Our Impact

HSRC Review

Editor’s note

With South Africa’s seventh national and provincial elections behind us, the country is on a new political path. As with all elections since the late 1990s, the HSRC conducted a voter satisfaction survey on Election Day, which provided evidence that the Electoral Commission used in declaring the election free and fair. In our feature article, HSRC researchers discuss more survey findings, the history of the HSRC’s electoral survey series, and the importance of understanding electoral attitudes in the country.

Other articles examine filicide – when a parent or guardian murders a child, the behavioural and structural risk factors faced by pregnant teenage girls, the status of women in South Africa’s labour force, and how graduate entrepreneurs cite helping others as a significant motivation for starting their own businesses.

We also report back on a high-level forum, hosted in collaboration with Business Unity South Africa and the Department of Science and Innovation to deepen private sector engagement with South Africa’s innovation policy goals, incentive instruments and data.

Our book review page features two volumes, Transformative Leadership in African Contexts: Strategies for Social Change, and Poetic Inquiry for the Human and Social Sciences: Voices from the South and North.

The Review Team

Featured articles from the Review

The HSRC is committed to the dissemination of research-based information.

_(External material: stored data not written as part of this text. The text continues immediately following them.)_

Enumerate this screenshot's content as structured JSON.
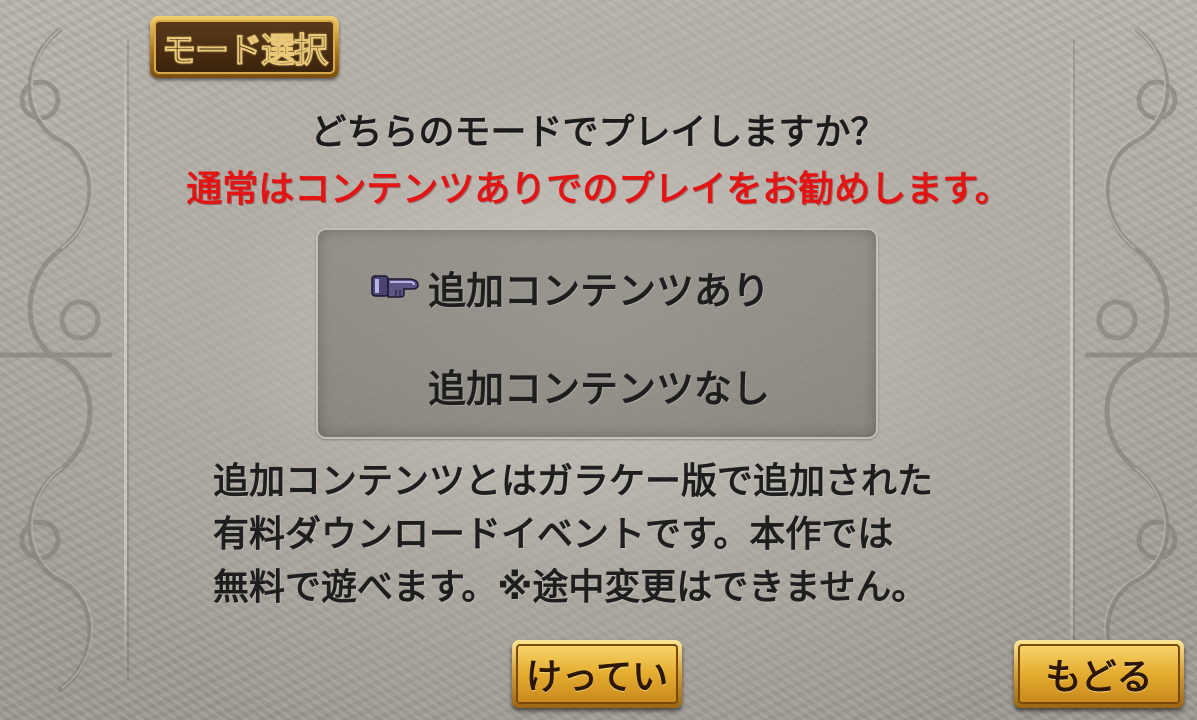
{
  "header": {
    "mode_title": "モード選択"
  },
  "dialog": {
    "question": "どちらのモードでプレイしますか？",
    "recommendation": "通常はコンテンツありでのプレイをお勧めします。",
    "options": [
      {
        "label": "追加コンテンツあり",
        "selected": true
      },
      {
        "label": "追加コンテンツなし",
        "selected": false
      }
    ],
    "description_lines": [
      "追加コンテンツとはガラケー版で追加された",
      "有料ダウンロードイベントです。本作では",
      "無料で遊べます。※途中変更はできません。"
    ]
  },
  "buttons": {
    "confirm_label": "けってい",
    "back_label": "もどる"
  },
  "colors": {
    "recommend_text": "#e31414",
    "button_gold": "#e4ac2f",
    "text": "#1e1e1e"
  },
  "icons": {
    "cursor": "gauntlet-pointer-icon"
  }
}
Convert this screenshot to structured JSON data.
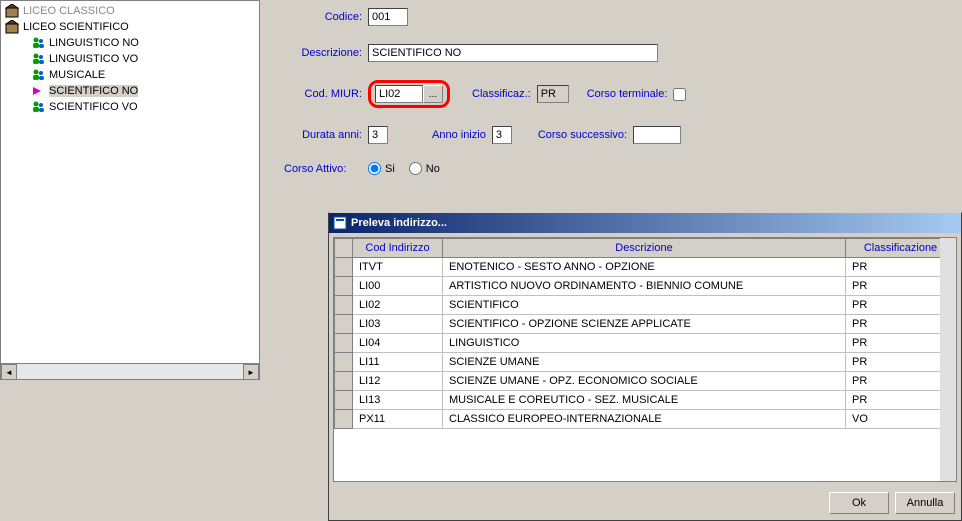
{
  "tree": {
    "root_partial": "LICEO CLASSICO",
    "root2": "LICEO SCIENTIFICO",
    "items": [
      "LINGUISTICO NO",
      "LINGUISTICO VO",
      "MUSICALE",
      "SCIENTIFICO NO",
      "SCIENTIFICO VO"
    ],
    "selected_index": 3
  },
  "form": {
    "codice_label": "Codice:",
    "codice": "001",
    "descrizione_label": "Descrizione:",
    "descrizione": "SCIENTIFICO NO",
    "cod_miur_label": "Cod. MIUR:",
    "cod_miur": "LI02",
    "dots": "...",
    "classificaz_label": "Classificaz.:",
    "classificaz": "PR",
    "corso_terminale_label": "Corso terminale:",
    "durata_anni_label": "Durata anni:",
    "durata_anni": "3",
    "anno_inizio_label": "Anno inizio",
    "anno_inizio": "3",
    "corso_successivo_label": "Corso successivo:",
    "corso_successivo": "",
    "corso_attivo_label": "Corso Attivo:",
    "si": "Si",
    "no": "No"
  },
  "dialog": {
    "title": "Preleva indirizzo...",
    "headers": {
      "cod": "Cod Indirizzo",
      "desc": "Descrizione",
      "class": "Classificazione"
    },
    "rows": [
      {
        "cod": "ITVT",
        "desc": "ENOTENICO - SESTO ANNO - OPZIONE",
        "class": "PR"
      },
      {
        "cod": "LI00",
        "desc": "ARTISTICO NUOVO ORDINAMENTO - BIENNIO COMUNE",
        "class": "PR"
      },
      {
        "cod": "LI02",
        "desc": "SCIENTIFICO",
        "class": "PR"
      },
      {
        "cod": "LI03",
        "desc": "SCIENTIFICO -  OPZIONE SCIENZE APPLICATE",
        "class": "PR"
      },
      {
        "cod": "LI04",
        "desc": "LINGUISTICO",
        "class": "PR"
      },
      {
        "cod": "LI11",
        "desc": "SCIENZE UMANE",
        "class": "PR"
      },
      {
        "cod": "LI12",
        "desc": "SCIENZE UMANE  - OPZ. ECONOMICO SOCIALE",
        "class": "PR"
      },
      {
        "cod": "LI13",
        "desc": "MUSICALE E COREUTICO - SEZ. MUSICALE",
        "class": "PR"
      },
      {
        "cod": "PX11",
        "desc": "CLASSICO EUROPEO-INTERNAZIONALE",
        "class": "VO"
      }
    ],
    "ok": "Ok",
    "annulla": "Annulla"
  }
}
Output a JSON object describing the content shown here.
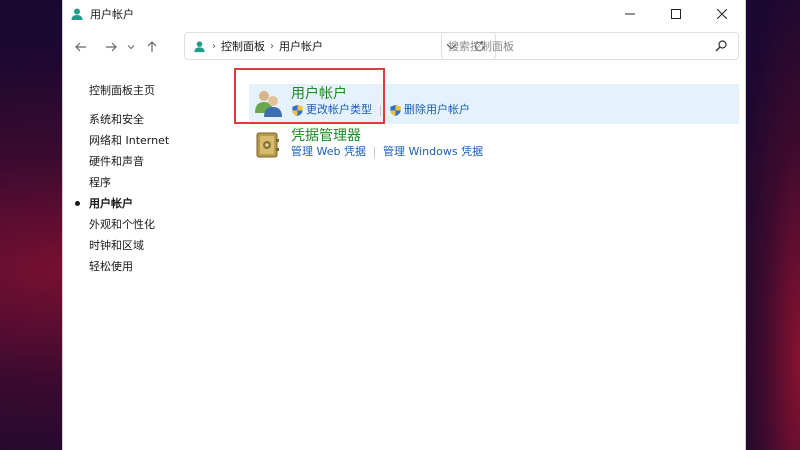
{
  "window": {
    "title": "用户帐户"
  },
  "address": {
    "crumbs": [
      "控制面板",
      "用户帐户"
    ]
  },
  "search": {
    "placeholder": "搜索控制面板"
  },
  "sidebar": {
    "items": [
      {
        "label": "控制面板主页",
        "active": false
      },
      {
        "label": "系统和安全",
        "active": false
      },
      {
        "label": "网络和 Internet",
        "active": false
      },
      {
        "label": "硬件和声音",
        "active": false
      },
      {
        "label": "程序",
        "active": false
      },
      {
        "label": "用户帐户",
        "active": true
      },
      {
        "label": "外观和个性化",
        "active": false
      },
      {
        "label": "时钟和区域",
        "active": false
      },
      {
        "label": "轻松使用",
        "active": false
      }
    ]
  },
  "categories": [
    {
      "title": "用户帐户",
      "icon": "users-icon",
      "links": [
        "更改帐户类型",
        "删除用户帐户"
      ]
    },
    {
      "title": "凭据管理器",
      "icon": "vault-icon",
      "links": [
        "管理 Web 凭据",
        "管理 Windows 凭据"
      ]
    }
  ],
  "colors": {
    "category_title": "#1e8a24",
    "link": "#1a5fb4",
    "highlight": "#e5f1fb",
    "annotation_box": "#e03a3a"
  }
}
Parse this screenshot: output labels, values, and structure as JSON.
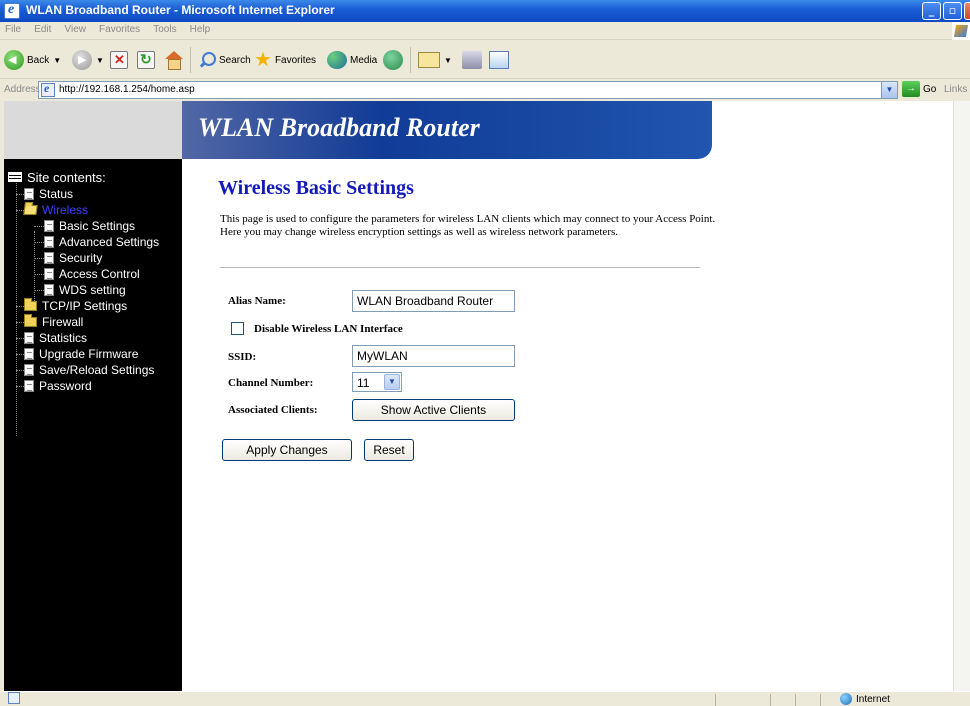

One of the vehicles for this activity is its quarterly magazine, the HSRC Review, which contains accessible articles of recent research outputs, expert opinion and success stories of collaborative projects.

The HSRC Review assists the organisation in adhering to its mandate to serve the public purpose. It informs the making and monitoring of effective policy, helps to evaluate its implementation, and sparks public debate by disseminating research results.

The magazine is produced as an electronic version and distributed to about 2 000 subscribers. Readers include parliamentarians; directors and heads of government departments; funders and donors; development organisations; NGOs; the diplomatic community; national and international research institutions; and universities and schools.